# What a freakin' nightmare!



## 480sparky (Oct 25, 2013)

Started a service change today.  I couldn't believe how effed up the existing one is.

No cover, and most of the circuits were just 'run in' through the front.












Oh, so THIS is how you ground NM!











Don't bother terminating grounds on the bar..... run 'em out the back or top, and tie 'em all together.  Then run just ONE of 'em back to terminate correctly!


----------



## 480sparky (Oct 25, 2013)

Grounding electrode wire:  Cut off inside meter socket, split-bolted to a No. 14, and _that _runs into the panel.






Nice before-the-main tap.  Must've been fun to do hot!






Someone had an "Oh, Shît!" moment.






Yeah, that ground wire is solidly terminated!






Think it got hot?


----------



## ICE (Oct 25, 2013)

And worst of all, the circuit breakers aren't labeled.  I wonder if it glows red in the dark.


----------



## jar546 (Oct 25, 2013)

So why are you changing it?  Can't you just fix it?


----------



## 480sparky (Oct 25, 2013)

jar546 said:
			
		

> So why are you changing it?  Can't you just fix it?

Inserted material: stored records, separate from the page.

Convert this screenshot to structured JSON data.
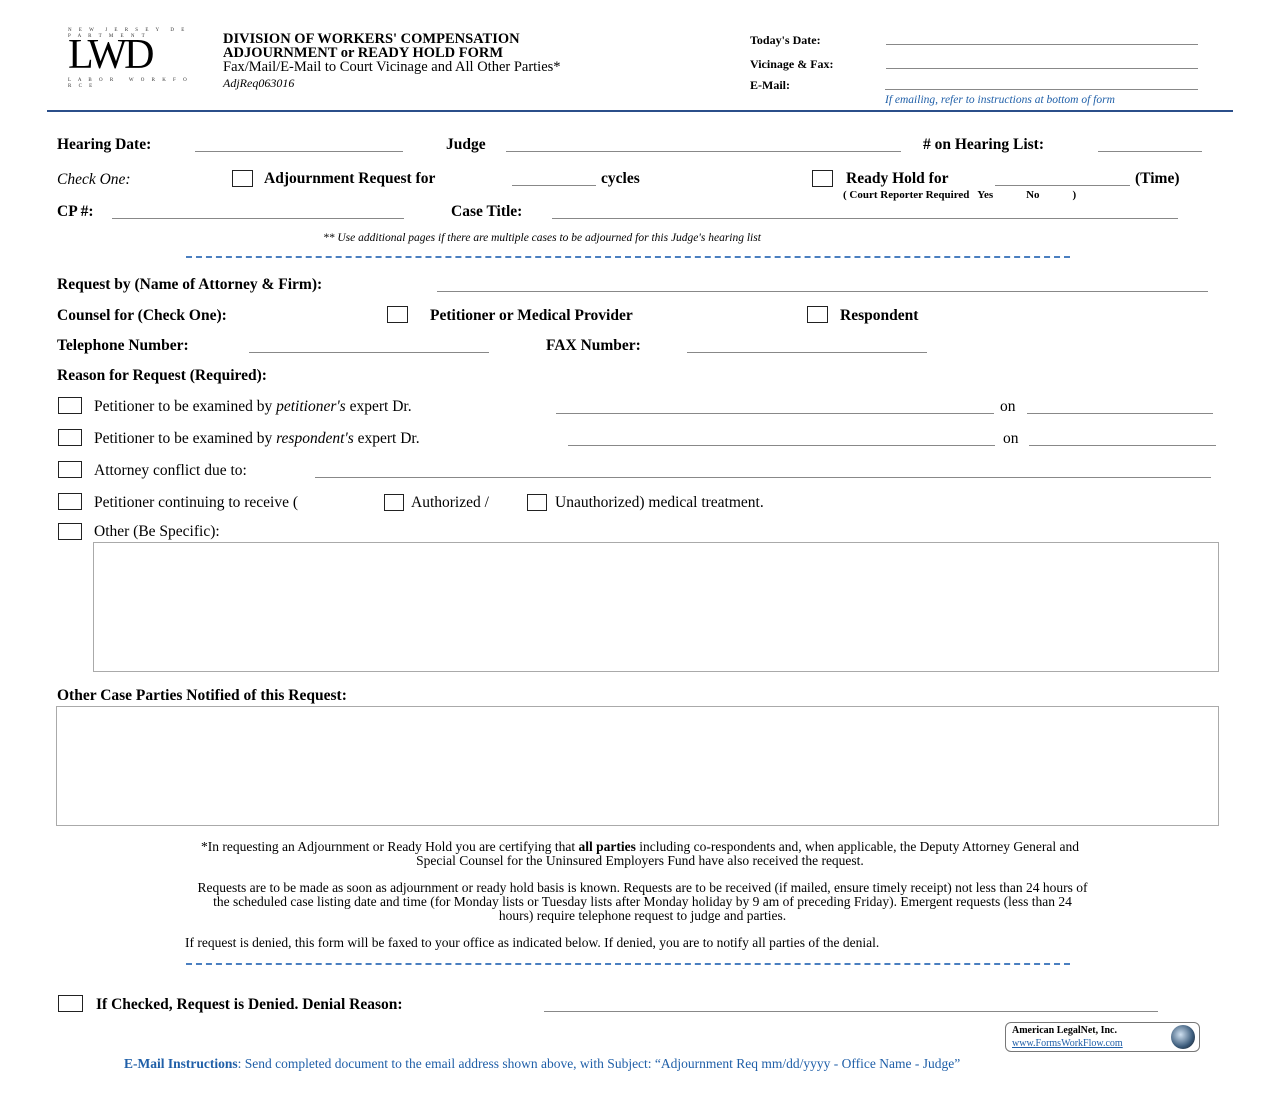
{
  "logo": {
    "text": "LWD"
  },
  "header": {
    "title1": "DIVISION OF WORKERS' COMPENSATION",
    "title2": "ADJOURNMENT or READY HOLD FORM",
    "subtitle": "Fax/Mail/E-Mail to Court Vicinage and All Other Parties*",
    "form_id": "AdjReq063016",
    "todays_date_label": "Today's Date:",
    "vicinage_label": "Vicinage & Fax:",
    "email_label": "E-Mail:",
    "email_note": "If emailing, refer to instructions at bottom of form"
  },
  "row1": {
    "hearing_date": "Hearing Date:",
    "judge": "Judge",
    "hearing_list": "# on Hearing List:"
  },
  "row2": {
    "check_one": "Check One:",
    "adjournment": "Adjournment Request for",
    "cycles": "cycles",
    "ready_hold": "Ready Hold for",
    "time": "(Time)",
    "court_reporter": "( Court Reporter Required   Yes            No            )"
  },
  "row3": {
    "cp": "CP #:",
    "case_title": "Case Title:",
    "note": "** Use additional pages if there are multiple cases to be adjourned for this Judge's hearing list"
  },
  "request": {
    "request_by": "Request by (Name of Attorney & Firm):",
    "counsel_for": "Counsel for (Check One):",
    "petitioner": "Petitioner or Medical Provider",
    "respondent": "Respondent",
    "telephone": "Telephone Number:",
    "fax": "FAX Number:",
    "reason": "Reason for Request (Required):"
  },
  "reasons": {
    "r1a": "Petitioner to be examined by ",
    "r1b": "petitioner's",
    "r1c": " expert Dr.",
    "r2a": "Petitioner to be examined by ",
    "r2b": "respondent's",
    "r2c": " expert Dr.",
    "on": "on",
    "r3": "Attorney conflict due to:",
    "r4a": "Petitioner continuing to receive (",
    "r4b": "Authorized /",
    "r4c": "Unauthorized) medical treatment.",
    "r5": "Other (Be Specific):"
  },
  "parties": {
    "label": "Other Case Parties Notified of this Request:"
  },
  "footer": {
    "cert1": "*In requesting an Adjournment or Ready Hold you are certifying that ",
    "cert_bold": "all parties",
    "cert2": " including co-respondents and, when applicable, the Deputy Attorney General and",
    "cert3": "Special Counsel for the Uninsured Employers Fund have also received the request.",
    "req1": "Requests are to be made as soon as adjournment or ready hold basis is known.  Requests are to be received (if mailed, ensure timely receipt) not less than 24 hours of",
    "req2": "the scheduled case listing date and time (for Monday lists or Tuesday lists after Monday holiday by 9 am of preceding Friday).  Emergent requests (less than 24",
    "req3": "hours) require telephone request to judge and parties.",
    "denied_note": "If request is denied, this form will be faxed to your office as indicated below.  If denied, you are to notify all parties of the denial.",
    "denied_label": "If Checked, Request is Denied.  Denial Reason:",
    "legalnet_name": "American LegalNet, Inc.",
    "legalnet_url": "www.FormsWorkFlow.com",
    "email_instr_label": "E-Mail Instructions",
    "email_instr": ": Send completed document to the email address shown above, with Subject:  “Adjournment Req mm/dd/yyyy - Office Name - Judge”"
  },
  "colors": {
    "accent": "#1f5fa8",
    "rule": "#2b4f8a"
  }
}
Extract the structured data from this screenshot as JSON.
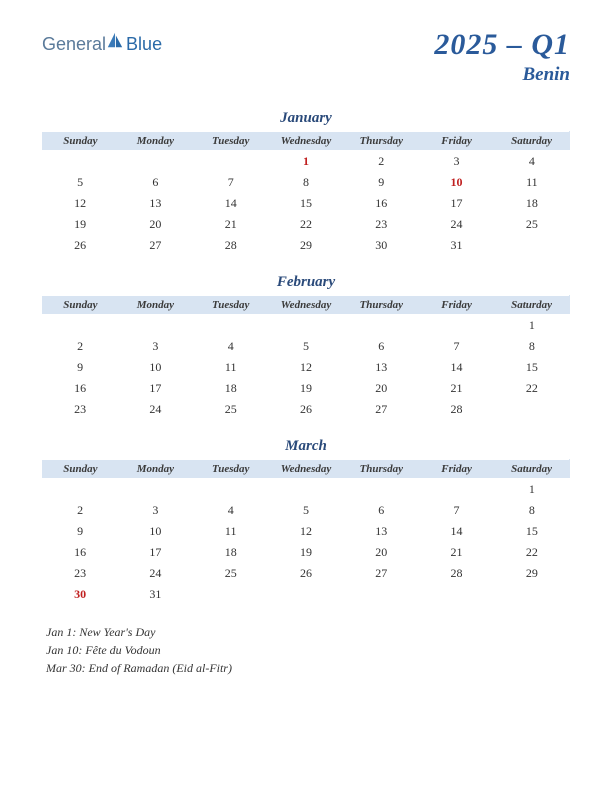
{
  "logo": {
    "part1": "General",
    "part2": "Blue"
  },
  "header": {
    "quarter": "2025 – Q1",
    "country": "Benin"
  },
  "colors": {
    "header_bg": "#d8e4f2",
    "title_color": "#2a5a9a",
    "holiday_color": "#c02020",
    "text_color": "#333333"
  },
  "day_headers": [
    "Sunday",
    "Monday",
    "Tuesday",
    "Wednesday",
    "Thursday",
    "Friday",
    "Saturday"
  ],
  "months": [
    {
      "name": "January",
      "weeks": [
        [
          "",
          "",
          "",
          "1",
          "2",
          "3",
          "4"
        ],
        [
          "5",
          "6",
          "7",
          "8",
          "9",
          "10",
          "11"
        ],
        [
          "12",
          "13",
          "14",
          "15",
          "16",
          "17",
          "18"
        ],
        [
          "19",
          "20",
          "21",
          "22",
          "23",
          "24",
          "25"
        ],
        [
          "26",
          "27",
          "28",
          "29",
          "30",
          "31",
          ""
        ]
      ],
      "holidays": [
        "1",
        "10"
      ]
    },
    {
      "name": "February",
      "weeks": [
        [
          "",
          "",
          "",
          "",
          "",
          "",
          "1"
        ],
        [
          "2",
          "3",
          "4",
          "5",
          "6",
          "7",
          "8"
        ],
        [
          "9",
          "10",
          "11",
          "12",
          "13",
          "14",
          "15"
        ],
        [
          "16",
          "17",
          "18",
          "19",
          "20",
          "21",
          "22"
        ],
        [
          "23",
          "24",
          "25",
          "26",
          "27",
          "28",
          ""
        ]
      ],
      "holidays": []
    },
    {
      "name": "March",
      "weeks": [
        [
          "",
          "",
          "",
          "",
          "",
          "",
          "1"
        ],
        [
          "2",
          "3",
          "4",
          "5",
          "6",
          "7",
          "8"
        ],
        [
          "9",
          "10",
          "11",
          "12",
          "13",
          "14",
          "15"
        ],
        [
          "16",
          "17",
          "18",
          "19",
          "20",
          "21",
          "22"
        ],
        [
          "23",
          "24",
          "25",
          "26",
          "27",
          "28",
          "29"
        ],
        [
          "30",
          "31",
          "",
          "",
          "",
          "",
          ""
        ]
      ],
      "holidays": [
        "30"
      ]
    }
  ],
  "holiday_notes": [
    "Jan 1: New Year's Day",
    "Jan 10: Fête du Vodoun",
    "Mar 30: End of Ramadan (Eid al-Fitr)"
  ]
}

I can't find any Wadsworth tandems.


----------



## north star (Oct 25, 2013)

*= = = =*

480sparky,

Was there a meter installed ?   

*= = = =*


----------



## RJJ (Oct 25, 2013)

And I thought that was one of my better installations back in the day!


----------



## Ed K (Oct 25, 2013)

But you have to look at the other side of it. It didn't burn the house down or kill anyone


----------



## 480sparky (Nov 14, 2013)

north star said:
			
		

> *= = = =*480sparky,
> 
> Was there a meter installed ?
> 
> *= = = =*


Yes... it's in the usual place..... outside.


----------



## David Henderson (Nov 14, 2013)

at least two of them are labeled.. I think


----------



## Rick18071 (Nov 14, 2013)

looks like everything is accesible


----------